Clearly there are outside actors pouring fuel on the fire. In
addition to Wall Street, Langley and the Pentagon, Venezuela is also involved
but that too opens up a larger chapter for discussion. But at the bottom of it
all are two things.... money and power. And these two are really one. They are
inseparable. The Scriptures don't directly connect them in overt systematic
terms but the New Testament clearly condemns the influence and dangers of both and
a careful reading will help the believer to understand they go together... and
thus despite the claims of today's orthodoxy, they are antithetical to the
Church's mission and to individual Christian ethics.
And this brings us to the Evangelicals. While not directly
involved in any of this (that I know of) they are a growing force within Latin
America and are certainly plugged into the financial, political and diplomatic
efforts being run out of the United States.
Though in many ways the conflict is about the power-elite
capitalist class against the working poor, on another level it's safe to say
that Colombia is a battlefield caught in a larger series of proxy wars.
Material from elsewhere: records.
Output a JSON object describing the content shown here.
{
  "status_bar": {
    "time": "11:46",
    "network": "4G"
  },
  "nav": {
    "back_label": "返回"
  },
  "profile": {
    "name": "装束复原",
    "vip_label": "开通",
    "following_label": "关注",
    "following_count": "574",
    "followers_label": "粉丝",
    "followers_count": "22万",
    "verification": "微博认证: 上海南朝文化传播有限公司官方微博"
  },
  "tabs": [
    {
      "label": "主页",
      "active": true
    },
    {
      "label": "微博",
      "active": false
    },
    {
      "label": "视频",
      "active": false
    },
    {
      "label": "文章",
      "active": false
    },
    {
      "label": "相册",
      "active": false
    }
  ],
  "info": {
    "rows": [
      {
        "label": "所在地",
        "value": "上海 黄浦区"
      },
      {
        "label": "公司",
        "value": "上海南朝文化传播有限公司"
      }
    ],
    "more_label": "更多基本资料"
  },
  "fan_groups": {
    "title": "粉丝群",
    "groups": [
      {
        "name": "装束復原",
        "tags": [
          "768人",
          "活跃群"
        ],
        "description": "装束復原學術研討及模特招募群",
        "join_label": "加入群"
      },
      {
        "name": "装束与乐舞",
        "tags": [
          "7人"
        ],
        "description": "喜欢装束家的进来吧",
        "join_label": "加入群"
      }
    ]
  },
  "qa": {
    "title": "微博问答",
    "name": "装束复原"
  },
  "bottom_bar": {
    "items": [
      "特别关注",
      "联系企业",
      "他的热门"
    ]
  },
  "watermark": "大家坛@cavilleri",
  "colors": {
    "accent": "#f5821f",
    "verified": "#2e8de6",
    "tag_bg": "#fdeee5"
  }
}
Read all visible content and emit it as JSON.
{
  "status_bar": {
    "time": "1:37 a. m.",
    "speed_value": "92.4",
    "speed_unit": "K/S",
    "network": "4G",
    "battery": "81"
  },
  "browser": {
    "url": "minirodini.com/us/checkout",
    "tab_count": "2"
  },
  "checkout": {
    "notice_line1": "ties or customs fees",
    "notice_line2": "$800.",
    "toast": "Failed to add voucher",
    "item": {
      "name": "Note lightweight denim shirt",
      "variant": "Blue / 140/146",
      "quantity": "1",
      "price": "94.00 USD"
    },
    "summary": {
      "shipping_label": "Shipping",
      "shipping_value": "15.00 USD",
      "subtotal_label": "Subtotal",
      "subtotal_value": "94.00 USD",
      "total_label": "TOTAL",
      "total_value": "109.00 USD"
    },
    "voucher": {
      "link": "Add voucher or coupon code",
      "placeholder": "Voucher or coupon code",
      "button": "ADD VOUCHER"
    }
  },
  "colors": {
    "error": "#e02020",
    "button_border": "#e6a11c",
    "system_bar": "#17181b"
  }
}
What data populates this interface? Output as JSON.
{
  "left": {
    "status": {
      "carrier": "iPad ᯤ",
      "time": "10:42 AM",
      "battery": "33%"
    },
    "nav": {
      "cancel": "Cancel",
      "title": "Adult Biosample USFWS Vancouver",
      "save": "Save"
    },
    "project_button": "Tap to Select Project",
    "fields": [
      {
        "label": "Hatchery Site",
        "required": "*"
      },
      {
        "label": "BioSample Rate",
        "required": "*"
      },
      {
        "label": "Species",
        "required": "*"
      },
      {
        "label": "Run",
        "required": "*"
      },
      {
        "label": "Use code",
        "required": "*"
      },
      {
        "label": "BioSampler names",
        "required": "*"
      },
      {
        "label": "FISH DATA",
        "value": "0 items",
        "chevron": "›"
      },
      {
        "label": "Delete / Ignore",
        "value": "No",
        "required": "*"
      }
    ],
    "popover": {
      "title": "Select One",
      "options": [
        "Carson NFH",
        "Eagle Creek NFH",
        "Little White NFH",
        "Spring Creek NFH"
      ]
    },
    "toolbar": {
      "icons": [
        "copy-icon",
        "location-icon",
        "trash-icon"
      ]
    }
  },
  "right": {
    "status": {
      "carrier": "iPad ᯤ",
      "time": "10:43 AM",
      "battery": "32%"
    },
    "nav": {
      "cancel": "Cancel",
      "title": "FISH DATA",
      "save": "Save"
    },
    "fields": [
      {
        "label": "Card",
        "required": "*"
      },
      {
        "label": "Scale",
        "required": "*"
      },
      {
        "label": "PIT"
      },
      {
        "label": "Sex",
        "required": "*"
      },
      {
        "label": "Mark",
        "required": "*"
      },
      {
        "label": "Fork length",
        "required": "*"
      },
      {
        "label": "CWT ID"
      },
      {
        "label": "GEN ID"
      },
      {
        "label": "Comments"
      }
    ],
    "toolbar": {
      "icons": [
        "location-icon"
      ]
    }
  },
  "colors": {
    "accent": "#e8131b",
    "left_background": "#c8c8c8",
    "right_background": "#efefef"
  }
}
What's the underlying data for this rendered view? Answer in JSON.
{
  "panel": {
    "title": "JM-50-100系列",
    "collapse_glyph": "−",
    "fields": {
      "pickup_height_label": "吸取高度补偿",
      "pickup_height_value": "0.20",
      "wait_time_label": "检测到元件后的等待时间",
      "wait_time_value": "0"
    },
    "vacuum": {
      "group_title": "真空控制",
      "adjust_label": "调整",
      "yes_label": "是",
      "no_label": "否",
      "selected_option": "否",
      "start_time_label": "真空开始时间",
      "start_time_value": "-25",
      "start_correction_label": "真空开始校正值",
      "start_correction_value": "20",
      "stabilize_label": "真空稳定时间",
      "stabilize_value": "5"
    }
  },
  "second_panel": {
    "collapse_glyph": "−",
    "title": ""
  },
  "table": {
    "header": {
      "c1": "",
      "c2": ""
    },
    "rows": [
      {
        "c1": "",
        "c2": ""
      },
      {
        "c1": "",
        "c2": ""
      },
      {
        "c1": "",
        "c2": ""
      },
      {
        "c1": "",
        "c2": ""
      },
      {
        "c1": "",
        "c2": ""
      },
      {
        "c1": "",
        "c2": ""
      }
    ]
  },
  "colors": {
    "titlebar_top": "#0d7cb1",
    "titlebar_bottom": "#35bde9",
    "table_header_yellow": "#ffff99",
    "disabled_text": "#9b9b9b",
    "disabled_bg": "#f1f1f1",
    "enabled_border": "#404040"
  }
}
And war
brings out butchery and the darkest and most depraved aspects of human nature.
There's plenty of fault to go around.
Rather than echo the line of one of the major actors in this
tragedy, VOM and other Christian news outlets would do better to tell the
larger truth, even if it means assigning some of the blame and blood at the
feet of the US Empire. The Christians in Colombia would be better served as a
result as would the Church of Jesus Christ in all lands.
I appreciate much about VOM but when they only tell
half-truths it makes me wonder what they're really about and who's really
behind them. Is it a practical move on their part? Is this so they can keep
doors open and find diplomatic support? Is this just cultural bias? Or is it
something more corrupt and even sinister? I just don't know but I watch, read
and listen.
In the meantime I will pray for the Church in Colombia. I
will pray for fortitude, wisdom, sound doctrine and perseverance in the face of
persecution. I will pray that their tormentors will cease and desist. But I
will also pray that the Church won't buy into lies and become part of the
larger mammon based conflict. I hope, I sincerely hope that the persecution is
genuine and not merely the result of political backlash.